Detailed Feature Comparison
Input Format Support
| Tool | YAML | JSON | XML | TOML | HDL Annotations | SystemRDL | Spreadsheet |
|---|---|---|---|---|---|---|---|
| Axion-HDL | ✓ | ✓ | ✓ | ✓ | ✓ | ✗ | ✗ |
| airhdl | ✗ | ✓ | ✗ | ✗ | ✗ | ✗ | ✗ |
| hdl-registers | ✓ | ✓ | ✗ | ✓ | ✗ | ✗ | ✗ |
| RgGen | ✓ | ✓ | ✗ | ✓ | ✗ | ✓ | ✓ |
| PeakRDL | ✗ | ✗ | ✓ (IP-XACT) | ✗ | ✗ | ✓ | ✗ |
Output Format Support
| Tool | VHDL | SystemVerilog | C Header | HTML Docs | IP-XACT | UVM RAL |
|---|---|---|---|---|---|---|
| Axion-HDL | ✓ | ✗ | ✓ | ✓ | ✓ | ✗ |
| airhdl | ✓ | ✓ | ✓ | ✓ | ✗ | ✗ |
| hdl-registers | ✓ | ✓ | ✓ | ✓ | ✗ | ✗ |
| RgGen | ✓ | ✓ | ✓ | ✗ | ✗ | ✓ |
| PeakRDL | ✗ | ✓ | ✓ | ✓ | ✓ | ✓ |
Advanced Features
| Tool | CDC Sync | Subregisters | Wide Signals | Read/Write Strobes | Web GUI |
|---|---|---|---|---|---|
| Axion-HDL | ✓ Built-in | ✓ | ✓ | ✓ | ✓ Free |
| airhdl | ✗ | ✓ | ✓ | ✓ | ✓ Paid |
| hdl-registers | ✗ | ✓ | ✓ | Partial | ✗ |
| RgGen | ✗ | ✓ | ✓ | ✓ | ✗ |
| PeakRDL | ✗ | ✓ | ✓ | ✓ | ✗ |
Verdict: Which Should You Choose?
Choose Axion-HDL if:
- You work primarily with VHDL
- You want to annotate registers directly in your HDL code
- You need built-in CDC synchronizers
- You want a free tool with GUI support
- You prefer an all-in-one solution (CLI + API + GUI)
Choose airhdl if:
- You have budget for a commercial tool ($199/year)
- You need both VHDL and SystemVerilog output
- You want team collaboration features
- You prefer a polished, supported product
Choose hdl-registers if:
- You need maximum generation speed
- You're comfortable with CLI-only tools
- You need both VHDL and SystemVerilog
- You want a mature, production-tested tool
Choose PeakRDL if:
- You work with SystemVerilog (no VHDL needed)

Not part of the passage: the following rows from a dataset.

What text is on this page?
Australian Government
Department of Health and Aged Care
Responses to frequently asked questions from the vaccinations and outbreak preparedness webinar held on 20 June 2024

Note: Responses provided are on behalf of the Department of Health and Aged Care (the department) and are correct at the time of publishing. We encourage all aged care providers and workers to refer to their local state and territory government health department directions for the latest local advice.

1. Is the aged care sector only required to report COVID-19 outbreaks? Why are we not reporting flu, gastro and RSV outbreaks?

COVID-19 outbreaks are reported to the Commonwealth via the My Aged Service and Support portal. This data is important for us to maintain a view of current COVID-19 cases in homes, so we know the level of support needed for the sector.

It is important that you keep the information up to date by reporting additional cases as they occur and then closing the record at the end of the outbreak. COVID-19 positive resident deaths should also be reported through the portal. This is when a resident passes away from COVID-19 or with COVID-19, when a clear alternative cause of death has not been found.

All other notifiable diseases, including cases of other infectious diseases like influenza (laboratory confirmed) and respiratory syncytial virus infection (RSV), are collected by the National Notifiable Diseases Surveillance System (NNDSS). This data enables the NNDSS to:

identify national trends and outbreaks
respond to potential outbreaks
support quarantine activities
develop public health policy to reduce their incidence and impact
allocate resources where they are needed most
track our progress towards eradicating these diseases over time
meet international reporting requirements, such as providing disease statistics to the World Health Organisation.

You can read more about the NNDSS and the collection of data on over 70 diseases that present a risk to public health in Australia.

- You need SystemRDL or IP-XACT compliance
- You need UVM register model generation
Summary
The "best" register generator depends on your specific needs. For VHDL-focused teams who want simplicity and don't want to pay for commercial tools, Axion-HDL offers a compelling combination of features including unique HDL annotation support and built-in CDC. For SystemVerilog teams, hdl-registers or PeakRDL are excellent choices. If budget isn't a concern and you need a polished commercial solution, airhdl delivers a professional experience.
Whichever tool you choose, automating your register interface generation will save countless hours of manual work and reduce bugs in your FPGA/ASIC designs.